Indicators of dendritic tree complexity for four types of RGCs with dendrites in the outer one-half of the IPL (OFF RGCs). Parameters from the rd10 mutant (gray columns) are compared with corresponding values obtained from wt mice aged 8–9 months (dark columns). Diagrams in the three rows illustrate dendritic tree area, dendritic tree length, and total number of nodes for the three age groups examined (3, 7, and 9 months). Each column represents average data from four to six cells ± SEM. Statistical analysis with one-way ANOVA shows no significant differences between RGCs of rd10/Thy1-GFP-M and control mice (p > 0.01).

Figure 4.

Indicators of dendritic tree complexity for four types of RGCs with dendrites in the inner one-half of the IPL (ON RGCs).
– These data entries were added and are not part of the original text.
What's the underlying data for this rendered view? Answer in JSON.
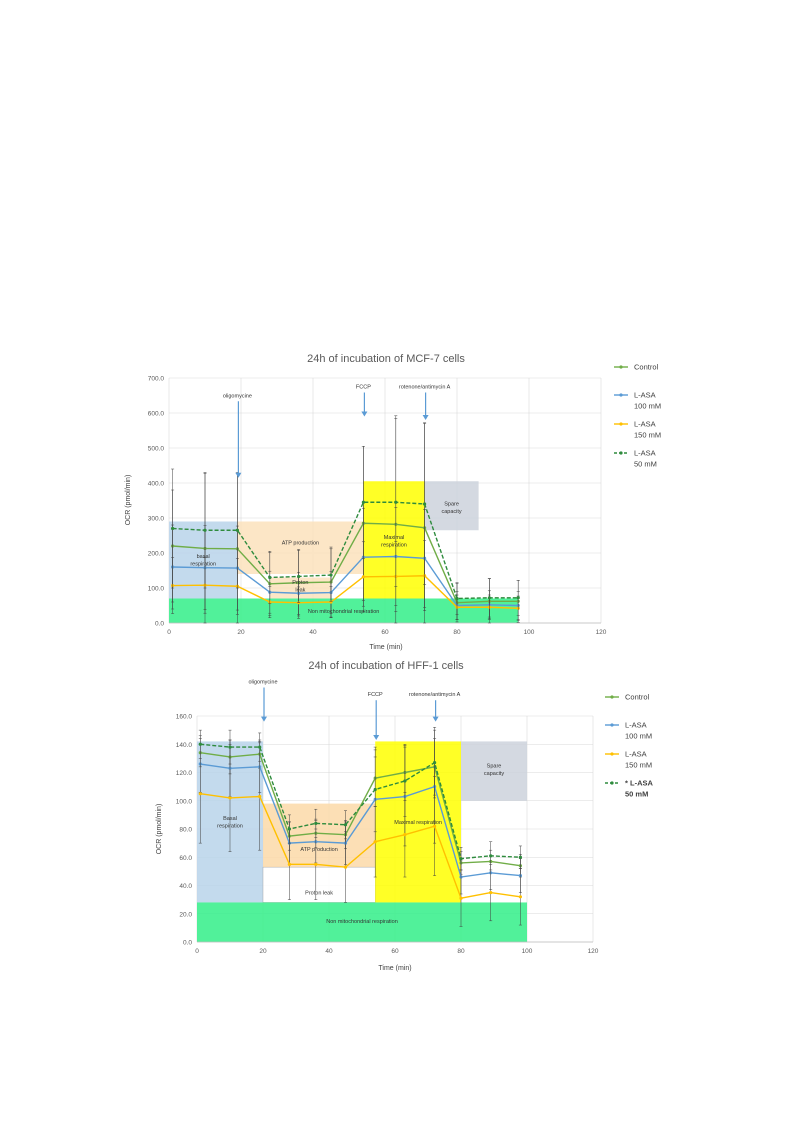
{
  "chart_data": [
    {
      "type": "line",
      "title": "24h of incubation of MCF-7 cells",
      "xlabel": "Time (min)",
      "ylabel": "OCR (pmol/min)",
      "xlim": [
        0,
        120
      ],
      "ylim": [
        0,
        700
      ],
      "xticks": [
        0,
        20,
        40,
        60,
        80,
        100,
        120
      ],
      "xtick_labels": [
        "0",
        "20",
        "40",
        "60",
        "80",
        "100",
        "120"
      ],
      "yticks": [
        0,
        100,
        200,
        300,
        400,
        500,
        600,
        700
      ],
      "ytick_labels": [
        "0.0",
        "100.0",
        "200.0",
        "300.0",
        "400.0",
        "500.0",
        "600.0",
        "700.0"
      ],
      "grid": true,
      "legend_position": "right",
      "x": [
        1,
        10,
        19,
        28,
        36,
        45,
        54,
        63,
        71,
        80,
        89,
        97
      ],
      "series": [
        {
          "name": "Control",
          "color": "#70ad47",
          "dashed": false,
          "values": [
            220,
            213,
            212,
            112,
            115,
            117,
            285,
            282,
            272,
            58,
            62,
            62
          ],
          "err": [
            160,
            215,
            215,
            90,
            95,
            100,
            220,
            310,
            300,
            55,
            65,
            60
          ]
        },
        {
          "name": "L-ASA 100 mM",
          "color": "#5b9bd5",
          "dashed": false,
          "values": [
            160,
            158,
            157,
            88,
            85,
            87,
            188,
            190,
            185,
            50,
            52,
            50
          ],
          "err": [
            120,
            120,
            120,
            60,
            60,
            60,
            140,
            140,
            140,
            40,
            40,
            40
          ]
        },
        {
          "name": "L-ASA 150 mM",
          "color": "#ffc000",
          "dashed": false,
          "values": [
            107,
            108,
            105,
            60,
            58,
            60,
            132,
            133,
            135,
            45,
            45,
            42
          ],
          "err": [
            80,
            80,
            80,
            45,
            45,
            45,
            100,
            100,
            100,
            35,
            35,
            35
          ]
        },
        {
          "name": "L-ASA 50 mM",
          "color": "#2e8b3d",
          "dashed": true,
          "values": [
            270,
            265,
            265,
            130,
            133,
            137,
            345,
            345,
            340,
            70,
            72,
            72
          ],
          "err": [
            170,
            165,
            165,
            75,
            75,
            75,
            160,
            240,
            230,
            45,
            55,
            50
          ]
        }
      ],
      "regions": [
        {
          "label": "basal respiration",
          "x0": 0,
          "x1": 19,
          "y0": 70,
          "y1": 290,
          "color": "#b8d4ea",
          "text_y": 180
        },
        {
          "label": "ATP production",
          "x0": 19,
          "x1": 54,
          "y0": 140,
          "y1": 290,
          "color": "#fbe2bc",
          "text_y": 230
        },
        {
          "label": "Proton leak",
          "x0": 28,
          "x1": 45,
          "y0": 70,
          "y1": 130,
          "color": "#fbe2bc",
          "text_y": 106
        },
        {
          "label": "Maximal respiration",
          "x0": 54,
          "x1": 71,
          "y0": 70,
          "y1": 405,
          "color": "#ffff00",
          "text_y": 235
        },
        {
          "label": "Spare capacity",
          "x0": 71,
          "x1": 86,
          "y0": 265,
          "y1": 405,
          "color": "#cdd2dc",
          "text_y": 330
        },
        {
          "label": "Non mitochondrial respiration",
          "x0": 0,
          "x1": 97,
          "y0": 0,
          "y1": 70,
          "color": "#33ee88",
          "text_y": 35
        }
      ],
      "annotations": [
        {
          "label": "oligomycine",
          "x": 19,
          "y_text": 645,
          "y_arrow": 415
        },
        {
          "label": "FCCP",
          "x": 54,
          "y_text": 670,
          "y_arrow": 590
        },
        {
          "label": "rotenone/antimycin A",
          "x": 71,
          "y_text": 670,
          "y_arrow": 580
        }
      ]
    },
    {
      "type": "line",
      "title": "24h of incubation of HFF-1 cells",
      "xlabel": "Time (min)",
      "ylabel": "OCR (pmol/min)",
      "xlim": [
        0,
        120
      ],
      "ylim": [
        0,
        160
      ],
      "xticks": [
        0,
        20,
        40,
        60,
        80,
        100,
        120
      ],
      "xtick_labels": [
        "0",
        "20",
        "40",
        "60",
        "80",
        "100",
        "120"
      ],
      "yticks": [
        0,
        20,
        40,
        60,
        80,
        100,
        120,
        140,
        160
      ],
      "ytick_labels": [
        "0.0",
        "20.0",
        "40.0",
        "60.0",
        "80.0",
        "100.0",
        "120.0",
        "140.0",
        "160.0"
      ],
      "grid": true,
      "legend_position": "right",
      "x": [
        1,
        10,
        19,
        28,
        36,
        45,
        54,
        63,
        72,
        80,
        89,
        98
      ],
      "series": [
        {
          "name": "Control",
          "color": "#70ad47",
          "dashed": false,
          "values": [
            134,
            131,
            133,
            75,
            77,
            76,
            116,
            120,
            124,
            56,
            57,
            54
          ],
          "err": [
            10,
            12,
            10,
            10,
            10,
            10,
            20,
            20,
            20,
            8,
            8,
            8
          ]
        },
        {
          "name": "L-ASA 100 mM",
          "color": "#5b9bd5",
          "dashed": false,
          "values": [
            126,
            123,
            124,
            70,
            71,
            70,
            101,
            103,
            110,
            46,
            49,
            47
          ],
          "err": [
            20,
            20,
            18,
            15,
            15,
            15,
            30,
            35,
            40,
            12,
            12,
            12
          ]
        },
        {
          "name": "L-ASA 150 mM",
          "color": "#ffc000",
          "dashed": false,
          "values": [
            105,
            102,
            103,
            55,
            55,
            53,
            71,
            76,
            82,
            31,
            35,
            32
          ],
          "err": [
            35,
            38,
            38,
            25,
            25,
            25,
            25,
            30,
            35,
            20,
            20,
            20
          ]
        },
        {
          "name": "* L-ASA 50 mM",
          "color": "#2e8b3d",
          "dashed": true,
          "bold": true,
          "values": [
            140,
            138,
            138,
            80,
            84,
            83,
            108,
            114,
            127,
            59,
            61,
            60
          ],
          "err": [
            10,
            12,
            10,
            10,
            10,
            10,
            30,
            25,
            25,
            8,
            10,
            8
          ]
        }
      ],
      "regions": [
        {
          "label": "Basal respiration",
          "x0": 0,
          "x1": 20,
          "y0": 28,
          "y1": 142,
          "color": "#b8d4ea",
          "text_y": 85
        },
        {
          "label": "ATP production",
          "x0": 20,
          "x1": 54,
          "y0": 53,
          "y1": 98,
          "color": "#fbd9a8",
          "text_y": 66
        },
        {
          "label": "Proton leak",
          "x0": 20,
          "x1": 54,
          "y0": 28,
          "y1": 53,
          "color": "#ffffff",
          "text_y": 35
        },
        {
          "label": "Maximal respiration",
          "x0": 54,
          "x1": 80,
          "y0": 28,
          "y1": 142,
          "color": "#ffff00",
          "text_y": 85
        },
        {
          "label": "Spare capacity",
          "x0": 80,
          "x1": 100,
          "y0": 100,
          "y1": 142,
          "color": "#cdd2dc",
          "text_y": 122
        },
        {
          "label": "Non mitochondrial respiration",
          "x0": 0,
          "x1": 100,
          "y0": 0,
          "y1": 28,
          "color": "#33ee88",
          "text_y": 15
        }
      ],
      "annotations": [
        {
          "label": "oligomycine",
          "x": 20,
          "y_text": 183,
          "y_arrow": 156
        },
        {
          "label": "FCCP",
          "x": 54,
          "y_text": 174,
          "y_arrow": 143
        },
        {
          "label": "rotenone/antimycin A",
          "x": 72,
          "y_text": 174,
          "y_arrow": 156
        }
      ]
    }
  ]
}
Parameters from the rd10/Thy1-GFP-M mutant (gray columns) are compared with corresponding values obtained from wt mice aged 8 months (dark columns). Diagrams in the three rows illustrate dendritic tree area, dendritic tree length, and total number of nodes for the three age groups examined (3, 7, and 9 months). Each column represents average data from four to six cells ± SEM. Statistical analysis with one-way ANOVA shows no significant differences between RGCs of rd10/Thy1-GFP-M mice and control mice (p > 0.01).

Figure 5.

Survival of cells in the GCL of rd10/Thy1-GFP-M mice at 9 months. A, B, Images of the GCL in wt (A) and mutant mice (B). Ethidium nuclear staining and projection on a single plane of the entire GCL thickness. Elongated, bright nuclei belong to blood vessel cells. C, Cellular counting demonstrates that there are no differences in the wt (left, 136,000 ± 2040 cells) and mutant retinas (right, 130,750 ± 5100). The two populations are statistically identical (p > 0.01). D–F, Brn3b immunostaining of cells in the GCL. This transcription factor is localized in the cell nuclei. G, Similar densities of Brn3b-positive cells were found in the three strains of mice at 9 months of age. The three populations are statistically identical (p > 0.01).

Figure 6.

Anterograde axonal transport of RGCs to central projection areas. A, Schematic diagram showing the ipsilateral and contralateral projections of optic nerve axons to the dorsal part of the lateral geniculate nucleus (dLGN). B, C, Coronal sections of the dLGN from wt (B) and rd10 (C) mutant mice aged 9 months, after injections of cholera toxin conjugated to different fluorophores in the two eyes. Each pair of images shows complementary red/green fields, comprising a large projection from the contralateral eye and a small field, receiving the ipsilateral projection. ipsi, Ipsilateral; contra, contralateral; DX, right side; SX, left side.